1)you receive 5 requests for bitcoin. 5 different bank accounts for £500 each but all going to the same bitcoin address in one day. what do you do (totalling £2500)
2)you recieve 100 requests for pound sterling £500 from multiple bitcoin addresses going to one bank account over the course of a year (totalling £50,000) what do you do.
answers
1)when users input the receiving bitcoin address before the transaction begins(before you inform them of your deposit bank account details), it is checked that the address has not received £500 in a short period (daily). and message the customer before the transaction begins. this address has reached its limit. (dont inform them how to get around it).

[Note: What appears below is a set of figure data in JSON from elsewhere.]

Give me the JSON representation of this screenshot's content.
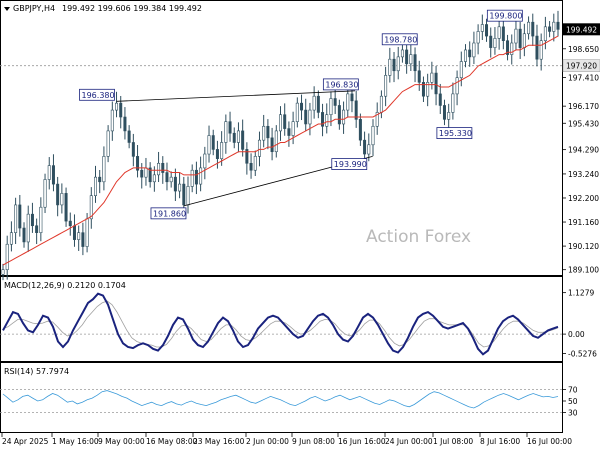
{
  "header": {
    "symbol_label": "GBPJPY,H4",
    "ohlc": "199.492 199.606 199.384 199.492"
  },
  "watermark": "Action Forex",
  "colors": {
    "candle": "#2f4f5f",
    "ma": "#e0382b",
    "macd": "#1a237e",
    "signal": "#a0a0a0",
    "rsi": "#3a9ad9",
    "label_border": "#1a237e",
    "label_text": "#1a237e",
    "grid_dash": "#9a9a9a"
  },
  "chart_data": [
    {
      "name": "price",
      "type": "candlestick",
      "symbol": "GBPJPY",
      "timeframe": "H4",
      "y_ticks": [
        "199.492",
        "198.650",
        "197.920",
        "197.410",
        "196.170",
        "195.430",
        "194.290",
        "193.240",
        "192.200",
        "191.160",
        "190.120",
        "189.100"
      ],
      "ylim": [
        189.0,
        200.5
      ],
      "current_price": 199.492,
      "current_price_label": "199.492",
      "dashed_level": 197.92,
      "dashed_level_label": "197.920",
      "close_series": [
        189.1,
        190.2,
        190.7,
        191.9,
        190.9,
        190.3,
        191.5,
        191.0,
        190.7,
        191.8,
        193.0,
        193.6,
        192.8,
        191.9,
        192.4,
        191.2,
        191.0,
        190.4,
        190.7,
        190.1,
        191.3,
        192.3,
        193.1,
        192.9,
        194.0,
        195.1,
        196.0,
        196.3,
        195.7,
        195.1,
        194.6,
        194.0,
        193.4,
        193.1,
        193.5,
        192.9,
        193.2,
        193.7,
        193.3,
        192.9,
        193.1,
        192.5,
        192.8,
        191.9,
        192.7,
        193.4,
        192.8,
        193.5,
        194.1,
        194.9,
        194.3,
        193.9,
        194.6,
        195.5,
        195.0,
        194.6,
        195.1,
        194.3,
        193.7,
        193.4,
        194.0,
        194.7,
        195.3,
        194.8,
        194.2,
        195.1,
        195.8,
        195.2,
        194.9,
        195.5,
        196.3,
        196.0,
        195.4,
        196.0,
        196.6,
        195.9,
        195.3,
        195.8,
        196.5,
        196.2,
        195.4,
        196.0,
        196.7,
        196.4,
        195.6,
        194.7,
        194.1,
        194.5,
        195.3,
        195.9,
        196.6,
        197.5,
        198.2,
        197.7,
        198.3,
        198.6,
        198.0,
        198.4,
        197.7,
        197.2,
        196.6,
        197.2,
        197.6,
        196.7,
        196.2,
        195.6,
        195.9,
        196.7,
        197.4,
        198.1,
        198.6,
        198.3,
        198.9,
        199.4,
        199.7,
        199.2,
        198.7,
        199.1,
        199.6,
        199.0,
        198.4,
        198.9,
        199.5,
        198.7,
        199.3,
        199.8,
        199.2,
        198.2,
        199.0,
        199.6,
        199.4,
        199.8,
        199.49
      ],
      "ma_series": [
        189.3,
        189.4,
        189.5,
        189.6,
        189.7,
        189.8,
        189.9,
        190.0,
        190.1,
        190.2,
        190.3,
        190.4,
        190.5,
        190.6,
        190.7,
        190.8,
        190.9,
        191.0,
        191.1,
        191.2,
        191.3,
        191.4,
        191.6,
        191.8,
        192.0,
        192.3,
        192.6,
        192.9,
        193.1,
        193.3,
        193.4,
        193.5,
        193.5,
        193.5,
        193.5,
        193.4,
        193.4,
        193.4,
        193.4,
        193.4,
        193.3,
        193.3,
        193.3,
        193.2,
        193.2,
        193.2,
        193.2,
        193.3,
        193.4,
        193.5,
        193.6,
        193.7,
        193.8,
        193.9,
        194.0,
        194.1,
        194.2,
        194.2,
        194.2,
        194.2,
        194.2,
        194.3,
        194.3,
        194.4,
        194.4,
        194.5,
        194.6,
        194.6,
        194.7,
        194.8,
        194.9,
        195.0,
        195.1,
        195.2,
        195.3,
        195.4,
        195.4,
        195.5,
        195.5,
        195.6,
        195.6,
        195.6,
        195.7,
        195.7,
        195.7,
        195.7,
        195.7,
        195.7,
        195.7,
        195.8,
        195.9,
        196.0,
        196.2,
        196.4,
        196.6,
        196.8,
        196.9,
        197.0,
        197.1,
        197.1,
        197.1,
        197.1,
        197.1,
        197.1,
        197.0,
        197.0,
        197.0,
        197.1,
        197.2,
        197.3,
        197.4,
        197.5,
        197.7,
        197.9,
        198.0,
        198.1,
        198.2,
        198.3,
        198.4,
        198.4,
        198.5,
        198.5,
        198.6,
        198.6,
        198.7,
        198.8,
        198.8,
        198.8,
        198.8,
        198.9,
        199.0,
        199.1,
        199.2
      ],
      "annotations": [
        {
          "text": "199.800",
          "value": 199.8
        },
        {
          "text": "198.780",
          "value": 198.78
        },
        {
          "text": "196.380",
          "value": 196.38
        },
        {
          "text": "196.830",
          "value": 196.83
        },
        {
          "text": "195.330",
          "value": 195.33
        },
        {
          "text": "193.990",
          "value": 193.99
        },
        {
          "text": "191.860",
          "value": 191.86
        }
      ]
    },
    {
      "name": "macd",
      "type": "line",
      "title": "MACD(12,26,9) 0.2120 0.1704",
      "y_ticks": [
        "1.1279",
        "0.00",
        "-0.5276"
      ],
      "ylim": [
        -0.65,
        1.2
      ],
      "macd_series": [
        0.1,
        0.35,
        0.6,
        0.55,
        0.3,
        0.1,
        0.05,
        0.25,
        0.5,
        0.45,
        0.2,
        -0.2,
        -0.35,
        -0.2,
        0.1,
        0.35,
        0.6,
        0.85,
        0.95,
        1.1,
        1.05,
        0.8,
        0.4,
        0.0,
        -0.25,
        -0.35,
        -0.38,
        -0.3,
        -0.25,
        -0.3,
        -0.4,
        -0.45,
        -0.3,
        -0.05,
        0.25,
        0.45,
        0.4,
        0.15,
        -0.15,
        -0.3,
        -0.35,
        -0.2,
        0.05,
        0.3,
        0.45,
        0.35,
        0.1,
        -0.2,
        -0.35,
        -0.3,
        -0.1,
        0.15,
        0.3,
        0.45,
        0.5,
        0.45,
        0.3,
        0.15,
        0.0,
        -0.1,
        -0.05,
        0.15,
        0.35,
        0.5,
        0.55,
        0.45,
        0.25,
        0.0,
        -0.15,
        -0.2,
        -0.05,
        0.2,
        0.45,
        0.55,
        0.45,
        0.25,
        0.0,
        -0.25,
        -0.45,
        -0.5,
        -0.35,
        -0.1,
        0.2,
        0.45,
        0.55,
        0.6,
        0.5,
        0.35,
        0.2,
        0.15,
        0.2,
        0.25,
        0.3,
        0.15,
        -0.1,
        -0.4,
        -0.55,
        -0.45,
        -0.15,
        0.15,
        0.35,
        0.45,
        0.5,
        0.4,
        0.25,
        0.1,
        -0.05,
        -0.1,
        0.0,
        0.1,
        0.15,
        0.2
      ],
      "signal_series": [
        0.15,
        0.2,
        0.3,
        0.4,
        0.4,
        0.35,
        0.3,
        0.28,
        0.3,
        0.35,
        0.33,
        0.2,
        0.05,
        -0.05,
        -0.02,
        0.1,
        0.25,
        0.45,
        0.6,
        0.75,
        0.85,
        0.9,
        0.8,
        0.6,
        0.35,
        0.1,
        -0.1,
        -0.2,
        -0.25,
        -0.28,
        -0.3,
        -0.35,
        -0.35,
        -0.28,
        -0.12,
        0.08,
        0.22,
        0.25,
        0.15,
        0.0,
        -0.15,
        -0.2,
        -0.15,
        0.0,
        0.15,
        0.25,
        0.25,
        0.12,
        -0.05,
        -0.15,
        -0.18,
        -0.1,
        0.02,
        0.15,
        0.28,
        0.35,
        0.35,
        0.3,
        0.2,
        0.08,
        0.0,
        0.02,
        0.1,
        0.22,
        0.35,
        0.4,
        0.38,
        0.28,
        0.12,
        0.0,
        -0.05,
        0.0,
        0.12,
        0.28,
        0.38,
        0.38,
        0.28,
        0.1,
        -0.1,
        -0.25,
        -0.32,
        -0.28,
        -0.15,
        0.02,
        0.2,
        0.35,
        0.42,
        0.42,
        0.35,
        0.3,
        0.25,
        0.25,
        0.26,
        0.25,
        0.15,
        -0.05,
        -0.25,
        -0.35,
        -0.32,
        -0.2,
        -0.02,
        0.15,
        0.28,
        0.35,
        0.35,
        0.3,
        0.2,
        0.1,
        0.05,
        0.05,
        0.08,
        0.12,
        0.17
      ]
    },
    {
      "name": "rsi",
      "type": "line",
      "title": "RSI(14) 57.7974",
      "y_ticks": [
        "70",
        "50",
        "30"
      ],
      "ylim": [
        0,
        100
      ],
      "rsi_series": [
        62,
        55,
        48,
        52,
        58,
        60,
        55,
        50,
        52,
        58,
        63,
        60,
        54,
        48,
        50,
        45,
        48,
        52,
        55,
        60,
        66,
        68,
        65,
        62,
        58,
        55,
        50,
        46,
        42,
        45,
        48,
        44,
        42,
        46,
        49,
        45,
        43,
        47,
        50,
        46,
        44,
        42,
        45,
        48,
        52,
        55,
        58,
        60,
        56,
        52,
        48,
        46,
        50,
        54,
        58,
        55,
        52,
        48,
        44,
        42,
        46,
        50,
        55,
        58,
        54,
        50,
        53,
        57,
        60,
        56,
        52,
        55,
        58,
        54,
        50,
        46,
        44,
        48,
        52,
        50,
        46,
        42,
        40,
        44,
        50,
        56,
        62,
        66,
        64,
        60,
        56,
        52,
        48,
        44,
        40,
        38,
        42,
        48,
        52,
        56,
        60,
        63,
        60,
        56,
        52,
        56,
        60,
        63,
        60,
        57,
        58,
        56,
        57.8
      ]
    }
  ],
  "x_axis": {
    "labels": [
      "24 Apr 2025",
      "1 May 16:00",
      "9 May 00:00",
      "16 May 08:00",
      "23 May 16:00",
      "2 Jun 00:00",
      "9 Jun 08:00",
      "16 Jun 16:00",
      "24 Jun 00:00",
      "1 Jul 08:00",
      "8 Jul 16:00",
      "16 Jul 00:00"
    ]
  }
}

2)after a few weeks of doing nice little £500 to the bank with reasonable time gaps between it finally gets to your limit of £12k(or whatever lower limit you prefer) for that particular customers bank account. inform them before the money transaction begins that the bank account is at its limit
in both cases inform them if they wish to proceed identification will be required.(or preferably to avoid 'possible' headache you say "sorry transaction cannot be allowed")
so have the system in place if they want fiat, you request their bank sortcode -account number first. (check it against history) before showing them a deposit bitcoin address/ warning message
so have the system in place if they want bitcoin, you request their bitcoin address AND the bank account-sortcode they will use first. (check it against history) before showing them a deposit bitcoin address/ warning message.
this is why blockchain.info asks for your bank details when you buy bitcoins and not just the bitcoin address to receive the coins on.
preventing a sticky situation is much preferable then getting involved in one.